The successful training of neural networks hinges on the use of first order optimization methods, yet the theoretical characterization of these methods remains incomplete. This is especially true in settings with mild overparameterization. In this work, we study the gradient flow dynamics of two-layer ReLU networks from small initialization with orthogonal training data. We prove the limiting flow converges to a saddle-to-saddle jump process as the initialization scale tends to zero, revealing an incremental learning phenomenon in which a new neuron activates at each saddle. This analysis recovers the known result of Dana et al. (2025, arXiv:2502.16977) that the network interpolates the training data with high probability as soon as $m \gtrsim \log(n)$, where $m$ is the network width and $n$ is the number of training samples. This incremental process characterization also allows us to derive a novel implicit bias result: the learned interpolator has a squared $\ell_2$-norm scaling as $\sqrt{n}$, which is within a constant factor of the minimal $\ell_2$-norm interpolator. More broadly, our work provides the first rigorous proof of an incremental learning process for ReLU networks, whilst suggesting mildly overparameterized networks can converge to interpolating solutions whose complexity is of the same order as that of the optimal interpolator.
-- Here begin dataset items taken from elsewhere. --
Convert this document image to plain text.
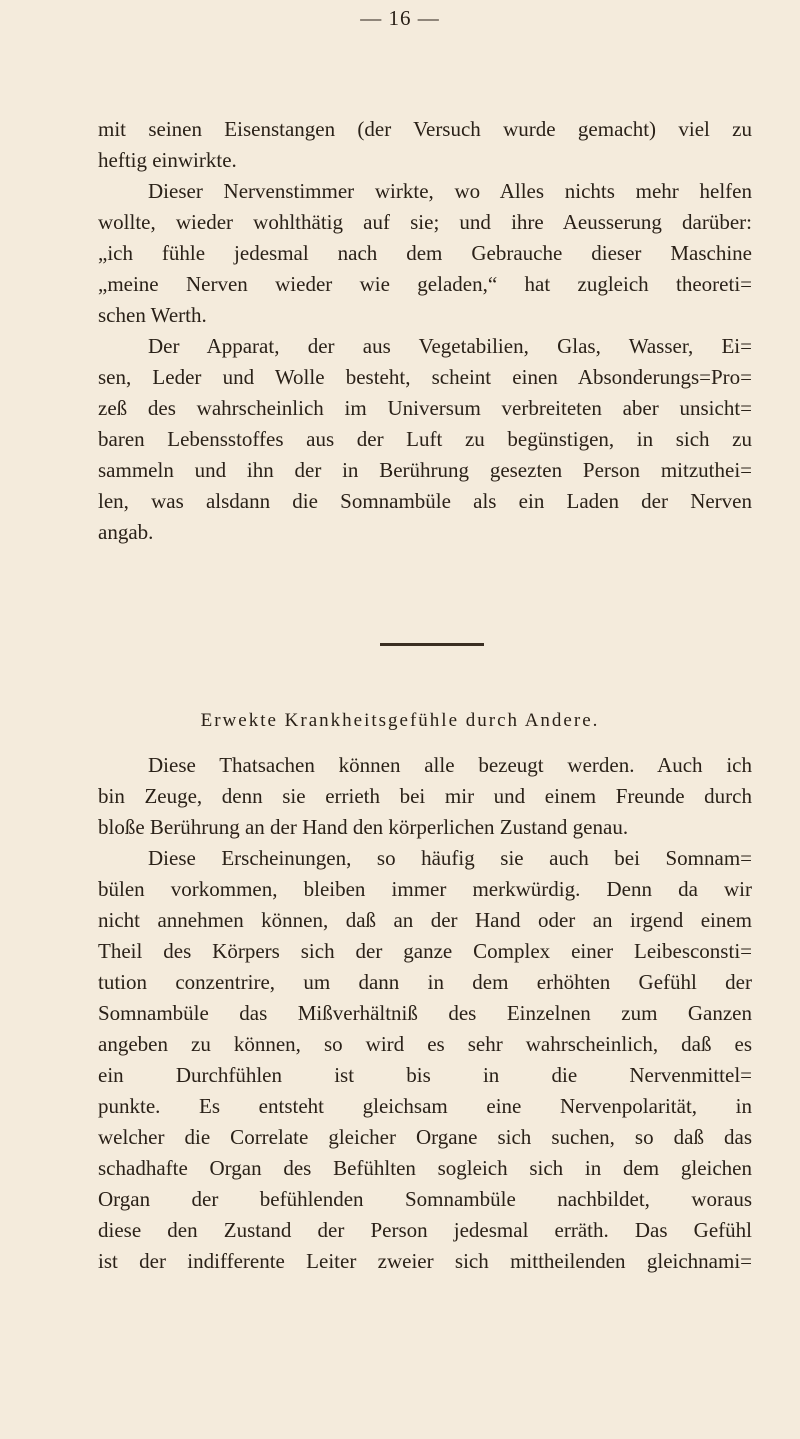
— 16 —
mit seinen Eisenstangen (der Versuch wurde gemacht) viel zu
heftig einwirkte.
Dieser Nervenstimmer wirkte, wo Alles nichts mehr helfen
wollte, wieder wohlthätig auf sie; und ihre Aeusserung darüber:
„ich fühle jedesmal nach dem Gebrauche dieser Maschine
„meine Nerven wieder wie geladen,“ hat zugleich theoreti=
schen Werth.
Der Apparat, der aus Vegetabilien, Glas, Wasser, Ei=
sen, Leder und Wolle besteht, scheint einen Absonderungs=Pro=
zeß des wahrscheinlich im Universum verbreiteten aber unsicht=
baren Lebensstoffes aus der Luft zu begünstigen, in sich zu
sammeln und ihn der in Berührung gesezten Person mitzuthei=
len, was alsdann die Somnambüle als ein Laden der Nerven
angab.
Erwekte Krankheitsgefühle durch Andere.
Diese Thatsachen können alle bezeugt werden. Auch ich
bin Zeuge, denn sie errieth bei mir und einem Freunde durch
bloße Berührung an der Hand den körperlichen Zustand genau.
Diese Erscheinungen, so häufig sie auch bei Somnam=
bülen vorkommen, bleiben immer merkwürdig. Denn da wir
nicht annehmen können, daß an der Hand oder an irgend einem
Theil des Körpers sich der ganze Complex einer Leibesconsti=
tution conzentrire, um dann in dem erhöhten Gefühl der
Somnambüle das Mißverhältniß des Einzelnen zum Ganzen
angeben zu können, so wird es sehr wahrscheinlich, daß es
ein Durchfühlen ist bis in die Nervenmittel=
punkte. Es entsteht gleichsam eine Nervenpolarität, in
welcher die Correlate gleicher Organe sich suchen, so daß das
schadhafte Organ des Befühlten sogleich sich in dem gleichen
Organ der befühlenden Somnambüle nachbildet, woraus
diese den Zustand der Person jedesmal erräth. Das Gefühl
ist der indifferente Leiter zweier sich mittheilenden gleichnami=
翻译：神经网络的成功训练依赖于一阶优化方法，然而这些方法的理论刻画仍不完善，尤其在轻度过参数化设定下。本文研究了从微小初始化出发、使用正交训练数据的双层ReLU网络的梯度流动力学。我们证明了当初始化尺度趋于零时，极限流收敛至鞍点至鞍点的跳跃过程，揭示了每个鞍点处激活一个新神经元的增量学习现象。这一分析复现了Dana等人(2025, arXiv:2502.16977)的已知结果：当$m \gtrsim \log(n)$时（其中$m$为网络宽度，$n$为训练样本数），网络以高概率插值训练数据。该增量过程刻画还使我们推导出一个新颖的隐式偏置结果：学习到的插值器的平方$\ell_2$范数以$\sqrt{n}$缩放，与最小$\ell_2$范数插值器仅相差常数因子。更广泛地，本文为ReLU网络增量学习过程提供了首个严格证明，同时表明轻度过参数化网络可收敛至复杂度与最优插值器同阶的插值解。